Dec 16, 2016 ● Sheryl Posnick
How to Start Investing in Your 20s
When it comes to making plans, long-term savings and investments might be the furthest thing from your mind. “I’m a millennial,” you say. “I have plenty of time to deal with that!” And while this is may be true, technically, it’s totally in your interest to take a hard look at what you can do to get started. “I have plenty of time” turns into “Meh, I’m busy, I’ll deal with it later,” which turns into “Yikes, where did the time go?”
Personally, I remember sitting in a standard 401(k) seminar at work, where younger employees were advised to start saving as soon as possible. The guest investment advisor trotted out a horror story of a sweet old lady who retired with grand plans of freedom and travel, only to find $12,000 in her investment account. The tone and implication were similar to those stories that high school health teachers tell you to scare you away from… well, everything, but it was an effective tactic. Knowing myself, I’d keep putting off big financial investment decisions until “later,” until I was that sweet old lady with no savings. The story may or may not have been true, but it hit the mark.
And the numbers are persuasive. Finance site Betterment lays it out pretty clearly:
Consider this: If you start saving just $1,200 a year—a mere $100 per month—starting at age 25, by age 65 you’ll have about $185,700 (assuming a 6% return).

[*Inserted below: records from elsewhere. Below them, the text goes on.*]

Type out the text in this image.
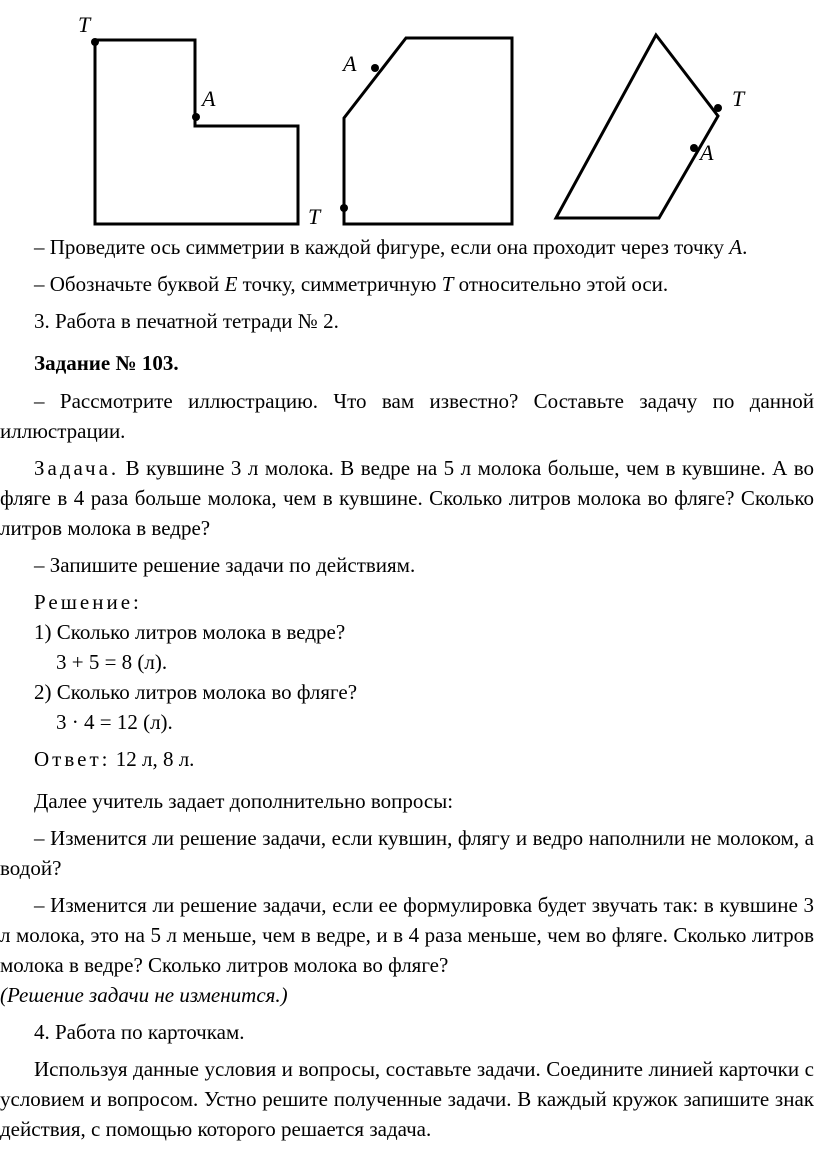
T
A
T
A
T
A

– Проведите ось симметрии в каждой фигуре, если она проходит через точку A.

– Обозначьте буквой E точку, симметричную T относительно этой оси.

3. Работа в печатной тетради № 2.

Задание № 103.

– Рассмотрите иллюстрацию. Что вам известно? Составьте задачу по данной иллюстрации.

Задача. В кувшине 3 л молока. В ведре на 5 л молока больше, чем в кувшине. А во фляге в 4 раза больше молока, чем в кувшине. Сколько литров молока во фляге? Сколько литров молока в ведре?

– Запишите решение задачи по действиям.

Решение:

1) Сколько литров молока в ведре?

3 + 5 = 8 (л).

2) Сколько литров молока во фляге?

3 · 4 = 12 (л).

Ответ: 12 л, 8 л.

Далее учитель задает дополнительно вопросы:

– Изменится ли решение задачи, если кувшин, флягу и ведро наполнили не молоком, а водой?

– Изменится ли решение задачи, если ее формулировка будет звучать так: в кувшине 3 л молока, это на 5 л меньше, чем в ведре, и в 4 раза меньше, чем во фляге. Сколько литров молока в ведре? Сколько литров молока во фляге?
(Решение задачи не изменится.)

4. Работа по карточкам.

Используя данные условия и вопросы, составьте задачи. Соедините линией карточки с условием и вопросом. Устно решите полученные задачи. В каждый кружок запишите знак действия, с помощью которого решается задача.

If you put off investing in your 20s, you’re potentially leaving a lot of money on the table. According to Betterment.com’s example, someone who waits 10 years longer loses almost half of that total nest egg. Plus, you’ll have to answer to 65-year-old-you, too.
Why Start Investing Now?
If you’re in your 20s, entry-level salaries and the costs of living out on your own can make investing seem like an impossibility. Sure, a healthy retirement account would be great to have, but what about rent/food/phone bill in the meantime? Even though it may sound counterintuitive, budget-wise, it’s actually the right time to start down the investment path.- Time is on your side. Like the old Rolling Stones song, time really is on your side here. The same reason you might be giving to put off investing in you 20s (“plenty of time”) can be tweaked slightly to justify a more proactive approach: “plenty of time…for my investments to grow.”
- You can afford to be aggressive. As you get older, you might be more hesitant to make aggressive or risky investments—after all, you’re getting closer to the time where you’ll want to have access to the money you’ve earned through your investments. When you’re in your 20s, though, it goes back to point #1: you have time to absorb short-term losses, or make higher-risk investment choices that could yield higher rewards. Let’s not forget that investing means buying into the stock market, which always incurs some degree of risk.
- There’s no magic time to start, so why not now? This whole process is on you—it’s your money, and your timeline. If you’re thinking of having a family (however eventually) or buying a house, you’ll become even less likely to think about extra financial matters like investing when you’re busy getting through the day-to-day. If you get started now, making investing a part of your financial routine, it’s one less New Thing to add later when there are extra stresses on your budget.
- You never know what will happen later. Job losses, illnesses, financial curveballs—all of these can happen to any of us. Working on your investments and savings now can help you manage surprises and losses down the road and prevent you from losing more long-term ground than you would if you hadn’t done any saving and investing.